山彦のように遠くからくぐもった声が、徐々に鮮明になっていくと、黒雲の切れ間から差し込む光のように、その白い光が瞬く間に広がり、そして――
「おい、起きぬか! ソロ!!」
聞き慣れたその声に、ソロは静かに瞼を開いた。
ぼやけた景色が鮮明になっていくと、覗き込む様に見ていた、幼女の顔がそこにはあった。

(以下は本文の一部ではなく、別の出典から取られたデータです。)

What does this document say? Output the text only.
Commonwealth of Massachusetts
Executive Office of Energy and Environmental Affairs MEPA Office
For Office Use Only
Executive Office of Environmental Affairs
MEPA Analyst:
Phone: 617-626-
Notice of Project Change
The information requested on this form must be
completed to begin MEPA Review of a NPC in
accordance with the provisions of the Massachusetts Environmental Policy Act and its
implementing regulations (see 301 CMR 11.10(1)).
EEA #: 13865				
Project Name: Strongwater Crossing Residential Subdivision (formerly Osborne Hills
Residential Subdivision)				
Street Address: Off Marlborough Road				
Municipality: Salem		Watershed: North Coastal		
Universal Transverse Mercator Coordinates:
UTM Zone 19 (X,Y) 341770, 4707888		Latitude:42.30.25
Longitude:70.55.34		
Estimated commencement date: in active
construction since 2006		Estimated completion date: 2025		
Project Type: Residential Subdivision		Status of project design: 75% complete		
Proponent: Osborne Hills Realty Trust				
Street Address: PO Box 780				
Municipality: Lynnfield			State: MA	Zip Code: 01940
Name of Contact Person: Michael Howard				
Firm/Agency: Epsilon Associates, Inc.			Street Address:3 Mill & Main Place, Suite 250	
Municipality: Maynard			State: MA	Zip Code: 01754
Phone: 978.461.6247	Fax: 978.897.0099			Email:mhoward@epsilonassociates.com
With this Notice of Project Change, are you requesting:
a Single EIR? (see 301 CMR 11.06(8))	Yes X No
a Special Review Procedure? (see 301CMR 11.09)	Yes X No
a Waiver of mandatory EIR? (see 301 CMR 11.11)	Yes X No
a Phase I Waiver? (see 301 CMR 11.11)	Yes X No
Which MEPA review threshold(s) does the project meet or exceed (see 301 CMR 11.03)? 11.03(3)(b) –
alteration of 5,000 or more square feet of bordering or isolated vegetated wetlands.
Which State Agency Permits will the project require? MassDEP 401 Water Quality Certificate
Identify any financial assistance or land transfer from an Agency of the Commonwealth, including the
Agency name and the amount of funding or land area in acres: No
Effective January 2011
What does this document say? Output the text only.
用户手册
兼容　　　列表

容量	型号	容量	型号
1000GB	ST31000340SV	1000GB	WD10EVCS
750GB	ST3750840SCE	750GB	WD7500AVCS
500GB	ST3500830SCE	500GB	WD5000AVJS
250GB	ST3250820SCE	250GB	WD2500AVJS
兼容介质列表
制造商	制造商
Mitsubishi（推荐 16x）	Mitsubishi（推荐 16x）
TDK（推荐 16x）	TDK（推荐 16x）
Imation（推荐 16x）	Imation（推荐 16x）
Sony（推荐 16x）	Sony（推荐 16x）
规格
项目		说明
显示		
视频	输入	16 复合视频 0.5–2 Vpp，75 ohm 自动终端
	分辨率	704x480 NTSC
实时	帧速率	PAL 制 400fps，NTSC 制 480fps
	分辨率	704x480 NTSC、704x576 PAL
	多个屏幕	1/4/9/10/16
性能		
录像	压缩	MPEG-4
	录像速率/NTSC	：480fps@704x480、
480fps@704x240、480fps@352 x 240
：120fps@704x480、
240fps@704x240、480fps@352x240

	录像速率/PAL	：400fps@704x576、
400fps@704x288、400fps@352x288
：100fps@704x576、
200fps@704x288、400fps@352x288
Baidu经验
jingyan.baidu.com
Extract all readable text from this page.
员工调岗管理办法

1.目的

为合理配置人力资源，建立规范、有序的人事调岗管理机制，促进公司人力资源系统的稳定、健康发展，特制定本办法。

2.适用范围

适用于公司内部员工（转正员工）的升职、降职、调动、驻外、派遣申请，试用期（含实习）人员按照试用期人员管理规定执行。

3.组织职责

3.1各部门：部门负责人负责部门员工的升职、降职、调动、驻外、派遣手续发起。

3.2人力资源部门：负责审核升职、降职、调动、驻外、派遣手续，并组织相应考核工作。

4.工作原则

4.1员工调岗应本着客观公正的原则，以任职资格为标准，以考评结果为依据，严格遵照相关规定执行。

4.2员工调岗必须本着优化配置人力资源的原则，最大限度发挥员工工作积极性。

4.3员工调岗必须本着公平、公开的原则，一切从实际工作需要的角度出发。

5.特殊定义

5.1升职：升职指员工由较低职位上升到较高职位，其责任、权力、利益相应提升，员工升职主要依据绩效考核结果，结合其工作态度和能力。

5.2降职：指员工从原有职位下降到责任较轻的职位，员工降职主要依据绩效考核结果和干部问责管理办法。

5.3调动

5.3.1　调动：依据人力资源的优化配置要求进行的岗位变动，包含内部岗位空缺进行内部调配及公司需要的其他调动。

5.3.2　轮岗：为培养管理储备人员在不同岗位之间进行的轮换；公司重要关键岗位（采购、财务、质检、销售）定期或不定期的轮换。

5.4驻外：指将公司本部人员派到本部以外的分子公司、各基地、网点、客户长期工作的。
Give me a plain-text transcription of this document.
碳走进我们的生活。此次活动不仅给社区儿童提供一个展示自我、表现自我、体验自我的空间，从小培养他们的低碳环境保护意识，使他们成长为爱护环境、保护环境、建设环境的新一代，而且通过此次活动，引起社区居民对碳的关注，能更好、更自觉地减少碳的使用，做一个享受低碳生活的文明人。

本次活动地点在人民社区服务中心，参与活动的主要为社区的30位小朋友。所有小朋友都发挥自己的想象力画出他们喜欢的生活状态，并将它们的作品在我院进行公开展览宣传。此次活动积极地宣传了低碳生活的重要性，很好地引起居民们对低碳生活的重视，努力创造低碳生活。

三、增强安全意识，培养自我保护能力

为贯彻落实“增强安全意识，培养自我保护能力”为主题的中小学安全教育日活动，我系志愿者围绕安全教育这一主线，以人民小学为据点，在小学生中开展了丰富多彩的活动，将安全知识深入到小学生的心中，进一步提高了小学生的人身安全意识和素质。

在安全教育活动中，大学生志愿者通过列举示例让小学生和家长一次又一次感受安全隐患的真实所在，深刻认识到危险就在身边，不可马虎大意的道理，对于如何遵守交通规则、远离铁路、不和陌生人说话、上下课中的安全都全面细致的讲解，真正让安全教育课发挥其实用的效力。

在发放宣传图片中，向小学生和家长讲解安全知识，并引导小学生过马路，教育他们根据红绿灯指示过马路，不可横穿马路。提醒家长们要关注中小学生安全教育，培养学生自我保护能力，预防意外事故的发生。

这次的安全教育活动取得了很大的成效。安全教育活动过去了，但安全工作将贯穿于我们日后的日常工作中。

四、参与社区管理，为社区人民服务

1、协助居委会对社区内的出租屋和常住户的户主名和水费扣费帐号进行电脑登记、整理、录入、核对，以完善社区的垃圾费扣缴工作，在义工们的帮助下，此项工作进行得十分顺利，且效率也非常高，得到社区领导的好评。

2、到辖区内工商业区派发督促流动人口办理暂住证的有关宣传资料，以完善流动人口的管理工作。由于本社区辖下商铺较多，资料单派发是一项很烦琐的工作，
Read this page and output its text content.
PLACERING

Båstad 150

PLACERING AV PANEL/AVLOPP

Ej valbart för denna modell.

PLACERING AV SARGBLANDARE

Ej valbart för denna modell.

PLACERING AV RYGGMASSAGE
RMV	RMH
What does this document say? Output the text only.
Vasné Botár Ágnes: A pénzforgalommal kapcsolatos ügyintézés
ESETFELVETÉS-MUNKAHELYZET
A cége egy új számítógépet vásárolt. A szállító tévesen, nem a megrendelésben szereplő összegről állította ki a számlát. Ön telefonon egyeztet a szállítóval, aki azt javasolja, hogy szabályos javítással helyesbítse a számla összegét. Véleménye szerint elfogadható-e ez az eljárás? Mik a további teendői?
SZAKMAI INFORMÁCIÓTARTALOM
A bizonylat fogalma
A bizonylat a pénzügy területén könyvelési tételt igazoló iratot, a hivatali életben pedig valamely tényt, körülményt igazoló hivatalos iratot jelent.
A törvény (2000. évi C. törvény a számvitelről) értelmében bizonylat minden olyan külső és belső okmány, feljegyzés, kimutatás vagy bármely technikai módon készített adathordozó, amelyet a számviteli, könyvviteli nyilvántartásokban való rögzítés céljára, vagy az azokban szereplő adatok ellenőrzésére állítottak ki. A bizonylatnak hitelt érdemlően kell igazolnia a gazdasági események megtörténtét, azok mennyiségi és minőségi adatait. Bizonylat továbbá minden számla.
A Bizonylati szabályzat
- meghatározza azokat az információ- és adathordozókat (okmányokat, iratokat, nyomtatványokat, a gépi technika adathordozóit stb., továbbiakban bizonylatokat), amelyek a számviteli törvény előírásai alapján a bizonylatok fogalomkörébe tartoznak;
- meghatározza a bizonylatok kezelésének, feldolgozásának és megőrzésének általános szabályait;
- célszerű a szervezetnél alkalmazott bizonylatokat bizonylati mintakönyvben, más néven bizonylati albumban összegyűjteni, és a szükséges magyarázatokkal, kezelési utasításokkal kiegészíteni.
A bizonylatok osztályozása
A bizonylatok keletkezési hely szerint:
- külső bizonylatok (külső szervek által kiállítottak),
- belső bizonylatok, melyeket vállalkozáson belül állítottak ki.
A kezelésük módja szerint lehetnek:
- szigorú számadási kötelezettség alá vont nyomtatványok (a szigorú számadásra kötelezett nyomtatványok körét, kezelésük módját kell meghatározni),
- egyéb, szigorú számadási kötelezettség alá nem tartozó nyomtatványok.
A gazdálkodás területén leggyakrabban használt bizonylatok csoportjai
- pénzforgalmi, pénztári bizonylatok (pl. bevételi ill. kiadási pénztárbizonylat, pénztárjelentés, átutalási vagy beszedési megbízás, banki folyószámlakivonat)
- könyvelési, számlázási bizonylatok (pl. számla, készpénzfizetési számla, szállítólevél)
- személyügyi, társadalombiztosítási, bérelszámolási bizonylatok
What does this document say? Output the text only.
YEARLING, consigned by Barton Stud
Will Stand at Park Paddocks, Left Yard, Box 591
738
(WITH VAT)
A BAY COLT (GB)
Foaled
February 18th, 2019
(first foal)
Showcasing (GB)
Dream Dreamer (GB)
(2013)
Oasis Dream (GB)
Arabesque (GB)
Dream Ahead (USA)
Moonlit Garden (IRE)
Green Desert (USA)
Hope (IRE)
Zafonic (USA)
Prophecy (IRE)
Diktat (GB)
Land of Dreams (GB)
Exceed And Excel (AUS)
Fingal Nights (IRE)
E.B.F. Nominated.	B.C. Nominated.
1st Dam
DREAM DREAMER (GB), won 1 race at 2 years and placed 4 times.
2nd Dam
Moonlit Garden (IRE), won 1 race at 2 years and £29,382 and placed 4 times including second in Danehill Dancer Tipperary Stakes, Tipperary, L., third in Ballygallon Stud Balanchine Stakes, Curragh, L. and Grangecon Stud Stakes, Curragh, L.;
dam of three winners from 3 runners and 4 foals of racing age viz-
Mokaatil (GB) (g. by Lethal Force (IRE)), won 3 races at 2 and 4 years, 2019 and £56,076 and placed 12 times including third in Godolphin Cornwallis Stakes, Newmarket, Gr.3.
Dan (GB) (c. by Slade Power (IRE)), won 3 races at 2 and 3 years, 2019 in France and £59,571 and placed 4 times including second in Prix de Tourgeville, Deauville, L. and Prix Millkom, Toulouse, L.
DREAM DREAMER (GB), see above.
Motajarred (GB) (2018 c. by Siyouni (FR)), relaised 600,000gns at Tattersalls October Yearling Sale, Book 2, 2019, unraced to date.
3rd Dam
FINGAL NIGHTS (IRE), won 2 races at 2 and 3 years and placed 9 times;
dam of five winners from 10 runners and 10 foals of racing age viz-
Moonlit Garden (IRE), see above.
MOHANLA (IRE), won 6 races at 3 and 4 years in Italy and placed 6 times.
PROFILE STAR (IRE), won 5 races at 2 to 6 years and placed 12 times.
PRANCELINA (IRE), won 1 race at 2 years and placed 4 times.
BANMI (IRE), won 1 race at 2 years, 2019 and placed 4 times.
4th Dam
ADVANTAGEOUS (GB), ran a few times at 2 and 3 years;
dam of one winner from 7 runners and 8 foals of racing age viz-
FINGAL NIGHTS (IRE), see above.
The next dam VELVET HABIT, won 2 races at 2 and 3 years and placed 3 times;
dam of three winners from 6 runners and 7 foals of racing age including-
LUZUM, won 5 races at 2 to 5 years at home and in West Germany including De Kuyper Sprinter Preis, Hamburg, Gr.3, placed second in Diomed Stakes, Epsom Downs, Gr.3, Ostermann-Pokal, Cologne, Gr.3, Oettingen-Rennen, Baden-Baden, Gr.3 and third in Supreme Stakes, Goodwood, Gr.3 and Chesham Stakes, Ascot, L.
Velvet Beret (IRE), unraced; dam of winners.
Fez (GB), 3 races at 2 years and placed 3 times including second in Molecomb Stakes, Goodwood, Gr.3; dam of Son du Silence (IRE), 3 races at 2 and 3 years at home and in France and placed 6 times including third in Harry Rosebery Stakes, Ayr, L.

幼女は、その少女が目を覚ますと、顔を崩し、ソロに抱き着き、声を上げて泣いた。
「おお!! 良かった!! 生きておったぁ!! わあああ」
涙の滝を流す幼女に、ソロは微笑んで、無事を見せた。
上半身を起こすと、吹雪はすっかり晴れ、頭上には星月夜が広がっていた。
ソロはぼんやりとした頭の中がハッとすると、
「先生!? 女の子は?! さっきまでボク達と一緒にいたはずなんですが」
すると、幼女は涙を拭いながら首を傾げた。
「女の子とな?」
「はい、ボク達、その女の子に助けてもらったんです」
ソロが強く頷きそう言うと、幼女は、視線を上に向けた。
ソロもその視線を辿り、隣の崖の上を見上げると、柔らかい雪の層にいくつもの人型の穴が開いていた。
「あの何層もの雪が、わしらを落下の衝撃から護ってくれたとみる。わしが目覚めた時には、お主は隣で気を失っており、他にお主の言う者らしき気配は感じなかったぞ」
「…………」
ソロが、不思議そうに、その雪の層の穴を見つめていると、幼女は立ち上がり、
「お主が無事で本当に良かった。上に登る道を見つけねばな。しかし、今日はもう休んだ方が良い。ちょうどそこに、手頃な洞穴がある」
崖に開いた、その穴を見ると、ソロはハッとした。
「どうした?」
幼女が訊ねるも、ソロは首を横に振り、微笑み、
「じゃあ、キャンプの準備をしましょう。荷物は無事みたいですし」
「うむ」
霊峰の遥か空の上からは、綺麗な白い満月が、洞窟に入る2人を見守るように優しく照らしていた。